Yamal, trabajo invisible y madurez impropia de su edad
Entre la polémica, Rodri no quiso perder de vista lo esencial: el impacto de Lamine Yamal en el plan de España. El extremo, que había cumplido 19 años apenas un día antes de la semifinal, fue una pieza clave en la estrategia para minimizar a Kylian Mbappé y contener el ataque francés.
No fue una noche de cifras espectaculares para él: solo un gol en todo el torneo hasta ahora. Pero su esfuerzo sin balón, su disciplina táctica y su compromiso defensivo no pasaron desapercibidos dentro del vestuario.
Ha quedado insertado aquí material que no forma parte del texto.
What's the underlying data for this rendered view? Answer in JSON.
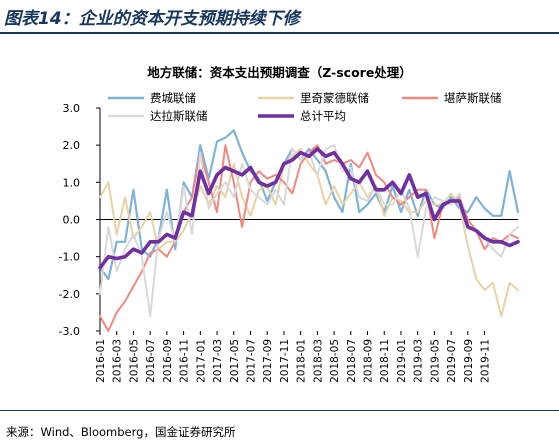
{
  "figure_title": "图表14：企业的资本开支预期持续下修",
  "source_note": "来源：Wind、Bloomberg，国金证券研究所",
  "chart_data": {
    "type": "line",
    "title": "地方联储：资本支出预期调查（Z-score处理）",
    "ylim": [
      -3.0,
      3.0
    ],
    "yticks": [
      "3.0",
      "2.0",
      "1.0",
      "0.0",
      "-1.0",
      "-2.0",
      "-3.0"
    ],
    "ytick_values": [
      3,
      2,
      1,
      0,
      -1,
      -2,
      -3
    ],
    "grid": false,
    "legend_position": "top",
    "start_month": "2016-01",
    "xtick_labels": [
      "2016-01",
      "2016-03",
      "2016-05",
      "2016-07",
      "2016-09",
      "2016-11",
      "2017-01",
      "2017-03",
      "2017-05",
      "2017-07",
      "2017-09",
      "2017-11",
      "2018-01",
      "2018-03",
      "2018-05",
      "2018-07",
      "2018-09",
      "2018-11",
      "2019-01",
      "2019-03",
      "2019-05",
      "2019-07",
      "2019-09",
      "2019-11"
    ],
    "series": [
      {
        "name": "费城联储",
        "color": "#7eb2d9",
        "width": 2.2,
        "values": [
          -1.3,
          -1.6,
          -0.6,
          -0.6,
          0.8,
          -0.8,
          -1.0,
          -0.5,
          0.8,
          -0.8,
          1.0,
          0.6,
          2.0,
          1.1,
          2.1,
          2.2,
          2.4,
          1.8,
          1.3,
          1.1,
          0.5,
          1.0,
          1.5,
          1.9,
          1.6,
          1.9,
          1.6,
          1.3,
          0.6,
          0.2,
          1.5,
          0.2,
          0.4,
          0.7,
          0.2,
          0.9,
          0.2,
          0.8,
          0.1,
          0.8,
          0.4,
          0.3,
          0.6,
          0.3,
          0.2,
          0.6,
          0.3,
          0.1,
          0.1,
          1.3,
          0.2
        ]
      },
      {
        "name": "里奇蒙德联储",
        "color": "#e8d2a6",
        "width": 2.0,
        "values": [
          0.6,
          1.0,
          -0.4,
          0.6,
          -0.5,
          -0.2,
          0.2,
          -0.8,
          -0.6,
          -0.6,
          -0.3,
          0.2,
          0.9,
          0.4,
          0.9,
          0.6,
          1.5,
          0.6,
          0.1,
          0.8,
          0.9,
          0.4,
          1.5,
          1.7,
          1.9,
          1.5,
          1.2,
          0.4,
          0.9,
          0.4,
          0.7,
          1.0,
          0.6,
          0.9,
          0.1,
          0.6,
          0.5,
          0.2,
          0.2,
          0.5,
          0.4,
          0.4,
          0.7,
          0.4,
          -0.7,
          -1.6,
          -1.9,
          -1.7,
          -2.6,
          -1.7,
          -1.9
        ]
      },
      {
        "name": "堪萨斯联储",
        "color": "#f08a80",
        "width": 2.0,
        "values": [
          -2.6,
          -3.0,
          -2.5,
          -2.2,
          -1.8,
          -1.4,
          -0.9,
          -0.8,
          -1.0,
          -0.6,
          0.2,
          0.6,
          1.8,
          1.0,
          0.2,
          2.0,
          1.0,
          -0.2,
          1.0,
          1.3,
          1.1,
          1.2,
          1.0,
          0.7,
          1.5,
          1.8,
          2.0,
          1.5,
          1.6,
          1.5,
          1.6,
          1.4,
          1.8,
          1.2,
          1.0,
          0.6,
          0.4,
          0.6,
          0.8,
          0.8,
          -0.5,
          0.4,
          0.5,
          0.6,
          0.0,
          -0.3,
          -0.8,
          -0.5,
          -0.6,
          -0.4,
          -0.5
        ]
      },
      {
        "name": "达拉斯联储",
        "color": "#d9d9d9",
        "width": 2.0,
        "values": [
          -2.0,
          -0.2,
          -1.4,
          -0.8,
          -0.4,
          -1.0,
          -2.6,
          -0.5,
          0.2,
          -0.6,
          0.9,
          -0.4,
          1.8,
          0.3,
          0.7,
          1.0,
          0.6,
          1.5,
          0.8,
          0.6,
          0.4,
          0.8,
          0.4,
          1.9,
          1.6,
          1.8,
          1.2,
          1.9,
          2.0,
          1.3,
          1.4,
          0.6,
          0.5,
          0.9,
          0.4,
          0.4,
          0.8,
          0.3,
          -1.0,
          0.3,
          0.6,
          0.5,
          0.4,
          0.7,
          -0.2,
          -0.3,
          -0.5,
          -0.8,
          -1.0,
          -0.4,
          -0.2
        ]
      },
      {
        "name": "总计平均",
        "color": "#7030a0",
        "width": 3.6,
        "values": [
          -1.3,
          -1.0,
          -1.05,
          -1.0,
          -0.8,
          -0.9,
          -0.6,
          -0.6,
          -0.4,
          -0.5,
          0.2,
          0.1,
          1.3,
          0.7,
          1.2,
          1.4,
          1.3,
          1.2,
          1.4,
          1.0,
          0.9,
          1.0,
          1.5,
          1.6,
          1.8,
          1.7,
          1.9,
          1.7,
          1.8,
          1.5,
          1.1,
          1.0,
          1.3,
          0.8,
          0.8,
          1.0,
          0.7,
          1.2,
          0.6,
          0.7,
          0.0,
          0.4,
          0.5,
          0.5,
          -0.2,
          -0.3,
          -0.5,
          -0.6,
          -0.6,
          -0.7,
          -0.6
        ]
      }
    ]
  }
}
En declaraciones a TVE, Rodri se deshizo en elogios hacia su compañero: “Lamine Yamal ha hecho un partido fantástico, sobre todo sin balón ha estado sensacional y nos ha ayudado muchísimo”. No habló de futuro, habló de presente. De un jugador ya imprescindible en el engranaje de la selección.
La final, como cima de una carrera
Con el billete para la gran cita ya en el bolsillo, la mente de Rodri vuela directamente hacia el último escalón. Lo define sin rodeos: el punto más alto de su carrera profesional. Les espere Argentina o Inglaterra, el mensaje es claro: el nivel de exigencia subirá todavía más, y por eso sus quejas sobre el arbitraje no son un desahogo aislado, sino una advertencia.
“Muy feliz, muy orgulloso, sobre todo de mi equipo, de mi país, de lo que esto representa para nosotros”, confesó.
Pero en su discurso no hubo ni un segundo de complacencia. “Tenemos que descansar y recuperar bien porque seguramente tenemos por delante el partido más importante de nuestras vidas. Descansar y un partidazo”.
Entre la sensación de injusticia por las faltas no señaladas y la admiración por la madurez de Yamal, Rodri dibuja el escenario de la final: máxima intensidad, cero excusas y una petición implícita al estamento arbitral. Si este es el partido de sus vidas, también exige que se juegue con el listón a la altura del momento.